The rally was sparked initially by Japanese media polls showing that the conservative Liberal Democratic Party was likely to sweep to victory in the Dec. 16 election. The LDP's leader Shinzo Abe has made bolder easing by the Bank of Japan a pillar of his platform.
The news helped to push the five-year yield below its key resistance at 0.165 percent to 0.155 percent, a level not seen since June 2003, when it hit a record low of 0.145 percent amid the country's banking crisis.
Investors think any future easing is likely to involve further expansion of the BOJ's asset purchase programme, which it conducts on top of its 1.8-trillion-yen-a-month bond buying market operation.
With the central bank already committed to buying more than one trillion yen of bonds with up to three years to maturity every month in that programme, traders think the BOJ may include longer bonds if it expands the asset purchase scheme.
"There's a perception that the BOJ will have to extend the target of its asset purchase programme to five years, aside from whether it will do that this month or not," said a portfolio manager at a major Japanese bank.
Many market players have also expected the BOJ to take easing steps in its next policy meeting on Dec. 19-20.
SURGE IN LONGEST MATURITIES
The auction of 700 billion yen ($8.5 billion) 30-year JGBs drew strong bids, triggering another avalanche of buying and unwinding of steepening trades that became popular in recent week based on expectations of more BOJ easing.
The 30-year JGB yield dropped 6.0 basis points to a two-month low of 1.885 percent, its biggest daily fall since March 2011.
The spread between 10- and 30-year yields dropped to 119.5 basis points, slipping from 125.5 points set earlier in the week, which was its highest level since early 2008.
"The auction results were surprisingly strong...I suppose they were attractive to some investors as the spread was so wide," said Chotaro Morita, chief fixed income strategist at Barclays.
"Where the market is going from here obviously depends on the BOJ's policy but at least yields are likely to fall for the time being," he added.
The 10-year JGB yield fell 2.5 basis points to 0.685 percent , so far this year, the yield has fallen about 29 basis points from 0.98 percent.

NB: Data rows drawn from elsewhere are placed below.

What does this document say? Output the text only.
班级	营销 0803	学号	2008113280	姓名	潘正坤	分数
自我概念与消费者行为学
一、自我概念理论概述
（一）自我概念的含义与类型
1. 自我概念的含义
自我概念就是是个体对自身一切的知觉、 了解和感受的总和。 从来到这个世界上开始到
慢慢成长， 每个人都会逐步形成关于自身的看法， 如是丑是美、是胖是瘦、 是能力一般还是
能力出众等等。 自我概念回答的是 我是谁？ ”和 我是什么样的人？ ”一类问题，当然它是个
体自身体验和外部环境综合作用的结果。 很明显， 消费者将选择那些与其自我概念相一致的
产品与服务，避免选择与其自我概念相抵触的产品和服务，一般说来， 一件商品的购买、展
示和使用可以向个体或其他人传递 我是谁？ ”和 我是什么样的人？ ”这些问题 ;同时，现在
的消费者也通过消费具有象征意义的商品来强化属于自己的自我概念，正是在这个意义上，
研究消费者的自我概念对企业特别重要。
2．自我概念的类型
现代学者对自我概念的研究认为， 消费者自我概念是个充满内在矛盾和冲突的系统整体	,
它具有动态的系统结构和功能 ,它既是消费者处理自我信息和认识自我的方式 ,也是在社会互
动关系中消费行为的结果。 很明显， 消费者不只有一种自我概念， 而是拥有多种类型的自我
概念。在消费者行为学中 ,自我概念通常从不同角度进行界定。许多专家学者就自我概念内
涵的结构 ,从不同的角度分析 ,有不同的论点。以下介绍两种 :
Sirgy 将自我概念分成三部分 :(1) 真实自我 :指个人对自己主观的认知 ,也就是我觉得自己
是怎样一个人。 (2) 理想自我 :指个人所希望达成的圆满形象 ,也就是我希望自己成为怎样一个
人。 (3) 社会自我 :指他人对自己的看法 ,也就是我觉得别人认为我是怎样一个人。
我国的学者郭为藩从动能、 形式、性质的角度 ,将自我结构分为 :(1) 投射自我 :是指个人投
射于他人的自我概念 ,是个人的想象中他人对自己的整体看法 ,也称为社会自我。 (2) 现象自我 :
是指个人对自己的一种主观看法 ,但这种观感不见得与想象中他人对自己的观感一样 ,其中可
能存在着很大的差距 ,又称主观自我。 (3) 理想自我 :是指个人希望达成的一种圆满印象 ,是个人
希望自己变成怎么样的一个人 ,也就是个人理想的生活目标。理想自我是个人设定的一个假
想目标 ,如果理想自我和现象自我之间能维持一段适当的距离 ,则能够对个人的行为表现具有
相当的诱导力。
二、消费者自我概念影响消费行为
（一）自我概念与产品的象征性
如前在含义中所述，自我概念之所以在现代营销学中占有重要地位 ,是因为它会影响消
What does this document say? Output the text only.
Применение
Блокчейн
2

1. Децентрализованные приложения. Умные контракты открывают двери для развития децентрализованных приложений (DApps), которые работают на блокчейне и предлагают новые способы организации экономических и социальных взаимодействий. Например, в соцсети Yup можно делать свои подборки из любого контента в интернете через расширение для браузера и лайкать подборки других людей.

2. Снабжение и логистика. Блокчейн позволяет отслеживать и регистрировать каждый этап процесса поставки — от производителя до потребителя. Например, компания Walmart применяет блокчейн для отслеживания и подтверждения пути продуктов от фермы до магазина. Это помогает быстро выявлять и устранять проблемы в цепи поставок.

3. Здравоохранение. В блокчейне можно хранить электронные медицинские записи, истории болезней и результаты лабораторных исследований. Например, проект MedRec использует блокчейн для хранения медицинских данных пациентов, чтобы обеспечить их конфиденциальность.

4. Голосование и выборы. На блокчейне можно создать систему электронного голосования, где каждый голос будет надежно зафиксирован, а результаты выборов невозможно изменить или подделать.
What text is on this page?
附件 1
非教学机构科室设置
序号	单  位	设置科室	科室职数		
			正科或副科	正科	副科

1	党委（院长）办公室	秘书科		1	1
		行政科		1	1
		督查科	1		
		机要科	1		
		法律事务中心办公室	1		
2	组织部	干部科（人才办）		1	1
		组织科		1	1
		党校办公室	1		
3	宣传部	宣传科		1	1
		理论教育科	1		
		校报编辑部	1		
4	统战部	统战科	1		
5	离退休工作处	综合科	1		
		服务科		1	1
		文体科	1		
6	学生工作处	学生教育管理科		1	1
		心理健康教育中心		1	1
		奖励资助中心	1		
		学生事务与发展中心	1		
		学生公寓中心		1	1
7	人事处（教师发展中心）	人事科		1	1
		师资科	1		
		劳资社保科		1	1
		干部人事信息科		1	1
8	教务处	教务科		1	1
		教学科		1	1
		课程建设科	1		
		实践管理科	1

The 10-year U.S. Treasuries yield also fell about as much.
The market's mood is strong, but some analysts warn that JGB yields may have fallen too low, ignoring better-than-expected economic data in recent days.
Japan's industrial output in October rose 1.8 percent, data showed last week, despite economists' forecast of a 2.2 percent drop, raising hopes Japan may avert a recession.
"There are signs of improvement in the global economy and Japan's output seems to be on the mend. I think JGB yields are more likely to rebound than not," said Katsutoshi Inadome, fixed income strategist at Mitsubishi UFJ Morgan Stanley Securities.